Memory leak when using forward hook and backward hook simultaneously

wwiiiii · October 19, 2018, 3:17am

When I use simple forward hook and backward hook on any CNN model, memory leak occurs.
Here’s simple snippet to reproduce the phenomenon.

def bar():
    model = models.resnet101()
    model.eval()
    a, b = None, None
    target_layer = model.layer4[-1].conv3
    
    def forward_hook(module, input, output):
        nonlocal a
        a = output.clone()

    def backward_hook(module, grad_input, grad_output):
        nonlocal b
        b = grad_output[0].clone()
    
    target_layer.register_forward_hook(forward_hook)
    target_layer.register_backward_hook(backward_hook)
    image = torch.randn(1, 3, 224, 224)
    model(image)

def main():
    for _ in range(10):
        bar()
        gc.collect()
        cnt = 0
        for obj in gc.get_objects():
            try:
                if torch.is_tensor(obj) or (hasattr(obj, 'data') and torch.is_tensor(obj.data)):
                    cnt += 1
            except:
                pass
        print('cnt', cnt)

When I run the above code with pytorch 0.4.0, the final cnt value is nonzero, which is accumulated every time I call the function bar.

The interesting point is that if I do any one of following options, the cnt becomes zero.

del a, b at the end of the function bar.
comment out register_forward_hook (backward hook still working)
comment out register_backward_hook (forward hook still working)
comment out nonlocal a
comment out nonlocal b

Any help would be greatly appreciated. Thanks!

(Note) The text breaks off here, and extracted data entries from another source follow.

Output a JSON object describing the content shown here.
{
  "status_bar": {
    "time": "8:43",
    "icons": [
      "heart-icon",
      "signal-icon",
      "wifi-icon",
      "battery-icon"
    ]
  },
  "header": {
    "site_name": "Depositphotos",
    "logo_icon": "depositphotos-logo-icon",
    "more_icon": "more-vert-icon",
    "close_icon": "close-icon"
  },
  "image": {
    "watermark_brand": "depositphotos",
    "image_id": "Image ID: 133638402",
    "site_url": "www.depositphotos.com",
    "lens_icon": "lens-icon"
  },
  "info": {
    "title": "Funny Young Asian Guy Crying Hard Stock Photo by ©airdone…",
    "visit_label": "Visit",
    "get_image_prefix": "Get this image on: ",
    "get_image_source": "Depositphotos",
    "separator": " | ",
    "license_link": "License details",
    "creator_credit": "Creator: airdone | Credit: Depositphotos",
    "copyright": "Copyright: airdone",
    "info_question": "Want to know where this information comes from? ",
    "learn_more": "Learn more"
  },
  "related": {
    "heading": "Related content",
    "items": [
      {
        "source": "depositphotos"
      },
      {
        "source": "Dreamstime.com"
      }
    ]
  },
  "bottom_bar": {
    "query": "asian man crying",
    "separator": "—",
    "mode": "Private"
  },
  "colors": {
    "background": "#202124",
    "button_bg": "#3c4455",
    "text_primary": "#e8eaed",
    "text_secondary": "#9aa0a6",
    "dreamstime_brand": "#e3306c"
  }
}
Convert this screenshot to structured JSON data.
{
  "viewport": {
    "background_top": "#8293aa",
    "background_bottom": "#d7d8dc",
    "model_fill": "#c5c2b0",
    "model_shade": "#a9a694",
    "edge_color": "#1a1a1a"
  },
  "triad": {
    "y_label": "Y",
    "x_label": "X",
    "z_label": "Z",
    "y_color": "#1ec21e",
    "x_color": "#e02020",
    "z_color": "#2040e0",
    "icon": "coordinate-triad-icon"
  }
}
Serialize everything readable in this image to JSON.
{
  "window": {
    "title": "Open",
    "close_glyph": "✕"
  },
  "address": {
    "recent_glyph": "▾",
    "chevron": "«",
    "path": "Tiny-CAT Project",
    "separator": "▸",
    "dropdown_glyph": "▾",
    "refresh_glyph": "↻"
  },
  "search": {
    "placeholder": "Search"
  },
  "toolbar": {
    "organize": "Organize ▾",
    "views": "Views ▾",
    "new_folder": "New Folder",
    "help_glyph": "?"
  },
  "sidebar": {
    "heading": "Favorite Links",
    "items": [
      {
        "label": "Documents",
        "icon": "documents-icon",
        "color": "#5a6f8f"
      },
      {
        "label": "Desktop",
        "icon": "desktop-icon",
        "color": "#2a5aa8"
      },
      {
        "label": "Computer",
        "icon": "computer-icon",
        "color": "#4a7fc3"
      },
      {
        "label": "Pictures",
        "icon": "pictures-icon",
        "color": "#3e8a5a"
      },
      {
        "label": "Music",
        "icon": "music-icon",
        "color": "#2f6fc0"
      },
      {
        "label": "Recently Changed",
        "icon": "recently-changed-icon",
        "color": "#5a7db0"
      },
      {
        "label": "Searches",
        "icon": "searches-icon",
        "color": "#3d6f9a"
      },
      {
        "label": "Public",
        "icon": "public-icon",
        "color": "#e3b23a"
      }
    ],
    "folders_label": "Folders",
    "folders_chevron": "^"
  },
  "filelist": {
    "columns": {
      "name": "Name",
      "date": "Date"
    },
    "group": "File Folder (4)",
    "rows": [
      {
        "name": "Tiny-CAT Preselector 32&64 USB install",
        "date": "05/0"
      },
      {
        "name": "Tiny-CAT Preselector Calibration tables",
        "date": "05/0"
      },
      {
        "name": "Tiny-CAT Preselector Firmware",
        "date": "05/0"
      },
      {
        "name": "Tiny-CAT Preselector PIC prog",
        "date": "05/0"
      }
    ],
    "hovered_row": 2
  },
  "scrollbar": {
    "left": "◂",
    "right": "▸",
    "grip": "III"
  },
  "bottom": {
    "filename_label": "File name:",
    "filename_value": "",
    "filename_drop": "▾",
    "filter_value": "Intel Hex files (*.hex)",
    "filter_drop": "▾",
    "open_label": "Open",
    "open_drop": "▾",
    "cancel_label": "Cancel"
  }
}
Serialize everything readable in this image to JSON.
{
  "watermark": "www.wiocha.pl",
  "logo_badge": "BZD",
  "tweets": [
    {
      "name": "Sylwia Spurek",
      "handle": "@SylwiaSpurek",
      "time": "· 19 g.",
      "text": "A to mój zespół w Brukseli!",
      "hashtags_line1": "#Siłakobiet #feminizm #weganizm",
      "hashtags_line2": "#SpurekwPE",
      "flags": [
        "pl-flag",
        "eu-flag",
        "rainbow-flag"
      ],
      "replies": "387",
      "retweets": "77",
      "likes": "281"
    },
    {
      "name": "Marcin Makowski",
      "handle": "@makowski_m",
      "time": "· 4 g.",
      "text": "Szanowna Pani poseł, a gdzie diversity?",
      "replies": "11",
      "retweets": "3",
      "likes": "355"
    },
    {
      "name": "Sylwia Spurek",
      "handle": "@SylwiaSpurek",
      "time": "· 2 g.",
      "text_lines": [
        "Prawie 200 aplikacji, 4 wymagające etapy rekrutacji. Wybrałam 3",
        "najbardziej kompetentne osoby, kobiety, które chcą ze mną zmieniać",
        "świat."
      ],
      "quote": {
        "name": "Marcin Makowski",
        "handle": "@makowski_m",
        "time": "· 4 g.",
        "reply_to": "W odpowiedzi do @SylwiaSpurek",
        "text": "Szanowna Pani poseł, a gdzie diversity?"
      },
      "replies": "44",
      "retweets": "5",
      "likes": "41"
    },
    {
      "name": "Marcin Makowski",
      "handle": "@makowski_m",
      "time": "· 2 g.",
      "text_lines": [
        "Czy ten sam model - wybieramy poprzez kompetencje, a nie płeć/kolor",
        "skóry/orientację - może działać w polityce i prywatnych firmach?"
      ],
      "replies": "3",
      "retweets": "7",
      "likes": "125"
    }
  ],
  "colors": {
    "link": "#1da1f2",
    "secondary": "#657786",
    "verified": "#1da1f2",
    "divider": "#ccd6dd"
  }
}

SimonW · October 19, 2018, 5:06am

Could you post this to GitHub as an issue? This looks like a bug to me.

wwiiiii · October 19, 2018, 5:23am

Posted: https://github.com/pytorch/pytorch/issues/12863

albanD · October 22, 2018, 3:25pm

This is “expected” behaviour as stated in this comment in the code.

For the record,
In your case you trigger this because:

The last Function on which you put the backward hook contains the backward hook.
This backward hook function because of the partial, references the parent nn.Module
This nn.Module contains the forward hook you registered
This forward hook contains the forward_hook python function
This function references to its closure
This closure references the nonlocal variable a
This variable a is linked via the backward graph to the output of the last Function.
This output has a grad_fn field linking to the last Function which is not traversed.

Tthe modified foo:

class MyFn(torch.autograd.Function):
    @staticmethod
    def forward(ctx, inp):
        return inp.clone()

    @staticmethod
    def backward(ctx, gout):
        return gout.clone()

class MyMod(nn.Module):
    def forward(self, inp):
        return MyFn.apply(inp)

def foo():
    mod = MyMod()
    inp = torch.rand(2, 3, requires_grad=True)

    l = [None]

    def fw_hook(mod, inp, res):
        l[0] = res

    def bw_hook(mod, g_inp, g_res):
        pass

    mod.register_forward_hook(fw_hook)
    mod.register_backward_hook(bw_hook)

    out = mod(inp)
    print(out.grad_fn.next_functions)

And the corresponding dependence graph:

Note that the missing link between the tensor and the Function prevent the gc from detecting the cycle.

wwiiiii · November 2, 2018, 8:13am

So is the problem originated from the fact-when there is a tensor, we don’t let the python gc knows that the tensor has a reference to its grad_fn-? Since if we allow it, python gc has to traverse back the deep gradient dependency graph, which brings significant efficiency loss?

albanD · November 2, 2018, 10:42am

Yes exactly, you would need to traverse the whole graph every time you delete a python object that references it.